The pattern was similar in Quebec, with an even sharper fall in lost-time claim rates for 15- to 19-year-old women. However, there was no rise in rates for older women relative to the 35- to 44-year-old category. In British Columbia, LTC rates for women aged 15-19 and 20-24 were lower than for 35- to 44-year-olds in 2000 and remained so throughout the period. For older women, they rose relative to the 35‑44 age group.
Why have lost-time claim rates for men, across age groups, converged in Ontario and Quebec but not in British Columbia? Why does the general decline in lost-time rates stall in B.C. in 2003?
The data that we have do not provide clear answers to these questions. Among the possibilities are the following.
The social marketing campaigns by Ontario’s Workplace Safety and Insurance Board that focused on youth, and/or the introduction of an occupational health and safety curriculum in Ontario high schools, may be having an impact. They may help explain why injury rates for men and women aged 15-19 or 20-24 have fallen more sharply than those for older age groups. Similar efforts by the Commission de la santé et de la sécurité du travail (CSST) in Quebec may help explain a similar pattern there. In British Columbia, a new law regarding occupational health and safety training requirements for young and new workers is being implemented, but any effects of that law would not yet show up in the data.
The stall in declining claim rates in B.C. could reflect the fact that the B.C. economy was booming in 2003 to 2007. Claim rates tend to rise in booms, relative to the general downward trend over time, because:
- there are more inexperienced workers;
- older, less safe equipment is brought back into use;
- the pace of work is faster;
- since workers have less reason to fear job loss, they are less hesitant in filing claims; and
- employment in more hazardous industries such as construction or forestry tends to be more influenced by the business cycle, growing faster than other industries in boom times (Issue Briefing, March 2009).
Statistics Canada data do indicate that real gross domestic product grew more rapidly in B.C. than in Ontario or Quebec between 2003 and 2007. The boom may also have meant more young people were in dangerous jobs in British Columbia, which would have kept lost-time claim rates for young people from falling as quickly as in Ontario or Quebec.
Data from Statistics Canada’s Labour Force Survey indicate that the youth and young adult labour force grew much more rapidly from 2000 to 2007 in B.C. than in the other two provinces. This was especially the case for young men: the male labour force aged 15-19 grew by 51.1 per cent in B.C., compared to 8.3 per cent in Ontario and 5.0 per cent in Quebec over the same period. For men aged 20-24, the figures are 35.5 per cent, 9.7 per cent, and ‑ 3.4 per cent, respectively.

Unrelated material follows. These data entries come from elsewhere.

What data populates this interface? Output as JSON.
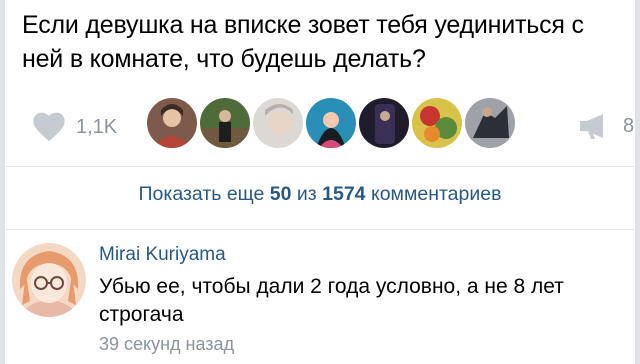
{
  "post": {
    "text": "Если девушка на вписке зовет тебя уединиться с ней в комнате, что будешь делать?"
  },
  "actions": {
    "like_icon": "heart-icon",
    "like_count": "1,1K",
    "share_icon": "megaphone-icon",
    "share_count": "8"
  },
  "likers": [
    {
      "name": "liker-avatar-1",
      "color": "#b5453a"
    },
    {
      "name": "liker-avatar-2",
      "color": "#3b5a2e"
    },
    {
      "name": "liker-avatar-3",
      "color": "#c9c4c0"
    },
    {
      "name": "liker-avatar-4",
      "color": "#2a8fb6"
    },
    {
      "name": "liker-avatar-5",
      "color": "#2d2a3d"
    },
    {
      "name": "liker-avatar-6",
      "color": "#c8342f"
    },
    {
      "name": "liker-avatar-7",
      "color": "#4a4e57"
    }
  ],
  "comments_bar": {
    "prefix": "Показать еще ",
    "shown": "50",
    "middle": " из ",
    "total": "1574",
    "suffix": " комментариев"
  },
  "comment": {
    "author": "Mirai Kuriyama",
    "text": "Убью ее, чтобы дали 2 года условно, а не 8 лет строгача",
    "time": "39 секунд назад"
  },
  "colors": {
    "link": "#2a5885",
    "muted": "#8a939e",
    "divider": "#e3e6ea"
  }
}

Labour Force Survey data also show that the male youth labour force in British Columbia increased sharply in the construction industry, rising by 96.9 per cent for those aged 15-19, and 145.8 per cent for those aged 20-24. The particularly sharp increase in the number of 20- to 24-year-old males in construction in B.C. likely contributed to the continuation of an elevated injury risk for that group.
- Breslin FC, Smith P. Trial by fire: a multivariate examination of the relation between job tenure and work injuries. Occupational and Environmental Medicine. 2006; 63:27-32.
- Breslin FC, Smith P. Age-related differences in work injuries: a multivariate, population-based study. American Journal of Industrial Medicine. 2005; 48:50-56.
- Breslin C, Koehoorn M, Smith P, Manno M. Age-related differences in work injuries and permanent impairment: a comparison of workers’ compensation claims among adolescents, young adults, and adults. Occupational and Environmental Medicine. 2003; 60:e10.